Ultimately, both characters go to extremes to advance their megalomania and vengefulness. Walt almost fatally poisons a boy in his effort to take down Gus Fring. Walter also uses Lydia Rodarte-Quayle and members of the Aryan Brotherhood to kill off nine of Mike Ehrmentraut’s known associates in prison to elude authorities. Walt “wins,” but at what cost to his character?
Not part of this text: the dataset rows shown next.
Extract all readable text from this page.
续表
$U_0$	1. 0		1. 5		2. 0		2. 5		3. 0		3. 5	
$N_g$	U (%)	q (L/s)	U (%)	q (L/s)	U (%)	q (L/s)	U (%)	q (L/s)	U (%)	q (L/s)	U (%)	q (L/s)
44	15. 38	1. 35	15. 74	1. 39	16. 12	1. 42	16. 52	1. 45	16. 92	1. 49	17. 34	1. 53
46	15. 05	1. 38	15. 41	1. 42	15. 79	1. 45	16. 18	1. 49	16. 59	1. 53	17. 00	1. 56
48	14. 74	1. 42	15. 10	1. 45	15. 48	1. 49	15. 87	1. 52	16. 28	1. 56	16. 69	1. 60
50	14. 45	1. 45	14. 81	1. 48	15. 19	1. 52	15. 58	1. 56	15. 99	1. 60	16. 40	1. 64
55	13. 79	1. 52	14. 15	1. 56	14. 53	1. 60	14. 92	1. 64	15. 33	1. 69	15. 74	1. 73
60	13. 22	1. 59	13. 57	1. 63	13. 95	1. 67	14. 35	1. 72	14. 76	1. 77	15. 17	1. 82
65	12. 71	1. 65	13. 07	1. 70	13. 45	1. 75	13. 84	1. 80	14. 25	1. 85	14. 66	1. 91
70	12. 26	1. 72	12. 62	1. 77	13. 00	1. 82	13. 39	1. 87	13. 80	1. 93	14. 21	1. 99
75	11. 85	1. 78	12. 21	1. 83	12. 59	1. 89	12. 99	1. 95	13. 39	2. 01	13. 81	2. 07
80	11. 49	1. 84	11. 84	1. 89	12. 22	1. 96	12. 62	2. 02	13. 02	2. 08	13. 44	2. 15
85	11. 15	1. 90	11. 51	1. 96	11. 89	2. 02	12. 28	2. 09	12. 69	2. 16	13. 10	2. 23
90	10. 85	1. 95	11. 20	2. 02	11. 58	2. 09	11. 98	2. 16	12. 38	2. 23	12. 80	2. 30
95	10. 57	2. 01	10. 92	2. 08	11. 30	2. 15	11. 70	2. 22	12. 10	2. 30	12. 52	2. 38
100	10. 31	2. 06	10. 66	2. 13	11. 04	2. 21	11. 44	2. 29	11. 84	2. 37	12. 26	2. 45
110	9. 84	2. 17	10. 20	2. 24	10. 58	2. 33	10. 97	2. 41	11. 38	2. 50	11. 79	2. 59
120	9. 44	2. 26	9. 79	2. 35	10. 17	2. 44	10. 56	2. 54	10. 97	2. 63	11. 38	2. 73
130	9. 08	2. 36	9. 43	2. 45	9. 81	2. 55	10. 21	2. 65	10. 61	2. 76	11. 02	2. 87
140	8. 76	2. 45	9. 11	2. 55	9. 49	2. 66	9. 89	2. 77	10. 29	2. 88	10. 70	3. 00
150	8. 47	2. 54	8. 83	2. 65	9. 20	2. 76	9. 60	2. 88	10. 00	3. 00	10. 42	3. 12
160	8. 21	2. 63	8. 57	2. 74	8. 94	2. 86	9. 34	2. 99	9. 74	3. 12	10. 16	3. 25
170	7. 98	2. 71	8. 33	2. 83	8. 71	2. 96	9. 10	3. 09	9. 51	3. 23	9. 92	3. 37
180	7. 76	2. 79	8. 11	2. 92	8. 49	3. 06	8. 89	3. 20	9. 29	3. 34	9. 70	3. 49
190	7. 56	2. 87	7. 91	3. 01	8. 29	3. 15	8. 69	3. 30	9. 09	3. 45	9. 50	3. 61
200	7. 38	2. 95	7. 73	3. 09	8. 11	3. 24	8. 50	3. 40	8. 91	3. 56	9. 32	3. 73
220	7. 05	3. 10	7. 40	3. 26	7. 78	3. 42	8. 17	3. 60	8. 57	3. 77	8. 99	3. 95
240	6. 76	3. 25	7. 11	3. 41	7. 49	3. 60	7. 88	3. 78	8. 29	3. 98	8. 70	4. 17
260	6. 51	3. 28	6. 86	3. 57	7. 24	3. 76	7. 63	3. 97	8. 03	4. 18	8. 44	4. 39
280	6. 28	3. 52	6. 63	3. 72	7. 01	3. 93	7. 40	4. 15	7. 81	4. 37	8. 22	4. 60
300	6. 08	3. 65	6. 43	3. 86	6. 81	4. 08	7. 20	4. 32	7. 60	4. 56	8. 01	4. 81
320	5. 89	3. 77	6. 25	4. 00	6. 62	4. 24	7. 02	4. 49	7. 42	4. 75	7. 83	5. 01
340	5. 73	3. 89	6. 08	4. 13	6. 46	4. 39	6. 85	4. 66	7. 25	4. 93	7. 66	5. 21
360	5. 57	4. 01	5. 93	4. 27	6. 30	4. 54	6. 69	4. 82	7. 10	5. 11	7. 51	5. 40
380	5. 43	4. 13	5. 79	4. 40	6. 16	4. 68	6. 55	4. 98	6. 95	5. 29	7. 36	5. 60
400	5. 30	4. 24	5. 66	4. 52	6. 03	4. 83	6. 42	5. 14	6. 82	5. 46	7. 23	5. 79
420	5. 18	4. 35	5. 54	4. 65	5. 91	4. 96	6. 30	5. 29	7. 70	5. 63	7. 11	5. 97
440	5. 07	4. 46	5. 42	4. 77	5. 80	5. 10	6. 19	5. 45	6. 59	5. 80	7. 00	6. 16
Likewise, Cersei allies with the High Sparrow to remove the threat of Margaery, but — like the Aryan Brotherhood in Breaking Bad — the plan backfires when the High Sparrow turns on Cersei. She’s able to extricate herself from that situation, however, but only by blowing up King’s Landing and killing the High Sparrow, Margaery, and scores of others. She also “wins” and captures the Iron Throne, but her character pays a steep price. She loses her son to suicide, she’s likely alienated Jamie, and like Walter White, she’s left with all the power as well as all the loneliness.

After the defeat of Gus, however, Walter White — Ozymandias, King of Kings — is undone by his own ego and ambition. His pride-fueled carelessness leads to Hank discovering his identity as Heisenberg, which eventually leads to Hank’s death, Walter losing his family, and ultimately Walter’s death. With Cersei — Queen of Queens — we are now on the precipice of her Ozymandias arc. As Maggy the woods witch revealed to Cersei at 15, she will ultimately be replaced by a younger, more beautiful Queen. Cersei’s reign will not last long, but it will be interesting to see if, like Walt, she attempts to redeem herself before she’s replaced by Daenerys Stormborn. She cannot save herself, but she might be able to save her brother and lover, Jaime Lannister, who — like Jesse Pinkman — is a better person than his acts would suggest.

What goes up, must come down, and what’s so appealing about these characters is how easy it is to sympathize with them even as they commit increasingly deplorable acts. We are so invested in them that, even as they cross unthinkable moral lines — think Walter White whistling while melting a dead boy in a barrel of lye or Cersei subjecting the Shame Nun to the rape and torture of The Mountain — we find it difficult to sever our attachments. We understand why they must fall, but there’s a dark part of ourselves that nevertheless wants to see them succeed. Jon Snow is noble. Dany is just. But Cersei Lannister is spiteful, malevolent, and vengeful, and that’s a lot more fun to watch.